• Welcome to Crohn's Forum, a support group for people with all forms of IBD. While this community is not a substitute for doctor's advice and we cannot treat or diagnose, we find being able to communicate with others who have IBD is invaluable as we navigate our struggles and celebrate our successes. We invite you to join us.

Have I Been Prescribed Wrong Meds?

I know I need to direct this question to the doctor (and I will). I just wanted to hear from you :)

I've been prescribed Pentasa (mesalamine). However, I dont have UC, I have crohns. Not ileocolitis but ileitis... The affected area of my intestines is my ileum only, my large intestine has never showed any inflammation.
My understanding is that pentasa is for the large bowel?

Can anyone shed light on this?
 

Scipio

Well-known member
Location
San Diego
I know I need to direct this question to the doctor (and I will). I just wanted to hear from you :)

I've been prescribed Pentasa (mesalamine). However, I dont have UC, I have crohns. Not ileocolitis but ileitis... The affected area of my intestines is my ileum only, my large intestine has never showed any inflammation.
My understanding is that pentasa is for the large bowel?

Can anyone shed light on this?
You are absolutely right that mesalamine is primarily for UC and often not much good for Crohn's, but some docs still frequently try it out first since it's a mild drug. So wouldn't necessarily say that you have been given "wrong" drug so much as you have been given a weak drug that has a low probability of success.

Your doc may well be following the traditional "step up" approach of (after an induction round of corticosteroids) starting with the mildest maintenance drugs first and working up to the harder stuff if and when the weaker drugs fail. The usual steps are 1. Mesalamine --> 2. Immunosuppressants (6-MP, azathioprine, or methotrexate) --> 3. Biologics (Remicade, Humira, Stelara, etc.).

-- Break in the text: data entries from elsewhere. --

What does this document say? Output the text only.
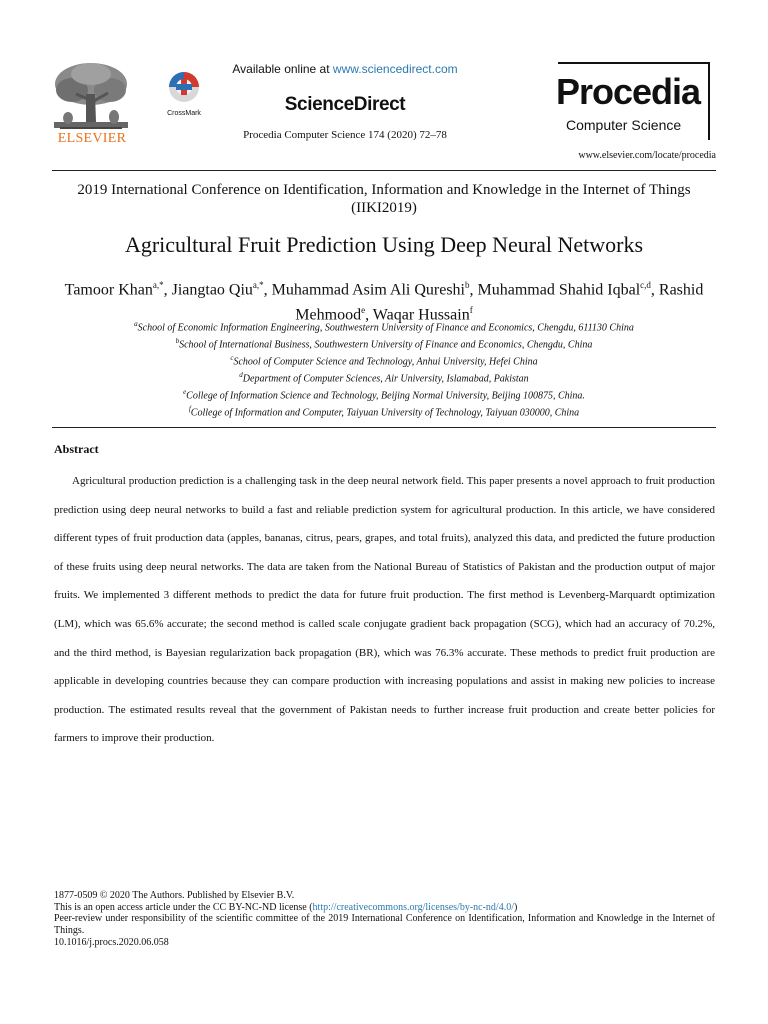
ELSEVIER
CrossMark
Available online at www.sciencedirect.com
ScienceDirect
Procedia Computer Science 174 (2020) 72–78
Procedia
Computer Science
www.elsevier.com/locate/procedia
2019 International Conference on Identification, Information and Knowledge in the Internet of Things (IIKI2019)
Agricultural Fruit Prediction Using Deep Neural Networks
Tamoor Khan$^{a,*}$, Jiangtao Qiu$^{a,*}$, Muhammad Asim Ali Qureshi$^b$, Muhammad Shahid Iqbal$^{c,d}$, Rashid Mehmood$^e$, Waqar Hussain$^f$
$^a$School of Economic Information Engineering, Southwestern University of Finance and Economics, Chengdu, 611130 China
$^b$School of International Business, Southwestern University of Finance and Economics, Chengdu, China
$^c$School of Computer Science and Technology, Anhui University, Hefei China
$^d$Department of Computer Sciences, Air University, Islamabad, Pakistan
$^e$College of Information Science and Technology, Beijing Normal University, Beijing 100875, China.
$^f$College of Information and Computer, Taiyuan University of Technology, Taiyuan 030000, China
Abstract
Agricultural production prediction is a challenging task in the deep neural network field. This paper presents a novel approach to fruit production prediction using deep neural networks to build a fast and reliable prediction system for agricultural production. In this article, we have considered different types of fruit production data (apples, bananas, citrus, pears, grapes, and total fruits), analyzed this data, and predicted the future production of these fruits using deep neural networks. The data are taken from the National Bureau of Statistics of Pakistan and the production output of major fruits. We implemented 3 different methods to predict the data for future fruit production. The first method is Levenberg-Marquardt optimization (LM), which was 65.6% accurate; the second method is called scale conjugate gradient back propagation (SCG), which had an accuracy of 70.2%, and the third method, is Bayesian regularization back propagation (BR), which was 76.3% accurate. These methods to predict fruit production are applicable in developing countries because they can compare production with increasing populations and assist in making new policies to increase production. The estimated results reveal that the government of Pakistan needs to further increase fruit production and create better policies for farmers to improve their production.
1877-0509 © 2020 The Authors. Published by Elsevier B.V.
This is an open access article under the CC BY-NC-ND license (http://creativecommons.org/licenses/by-nc-nd/4.0/)
Peer-review under responsibility of the scientific committee of the 2019 International Conference on Identification, Information and Knowledge in the Internet of Things.
10.1016/j.procs.2020.06.058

"Step up" may be the correct approach if your disease is quite mild. But the more modern approach, especially for moderate or severe disease, is the "top down" approach of hitting it with the biologic heavy artillery very early on to limit the permanent damage and thus reduce the likelihood of later surgery.

The main thing that often works against the use of the "top down" approach is insurance companies (in your case the NHS). They often will not approve the use of the expensive biologics until after the weaker, milder drugs have failed.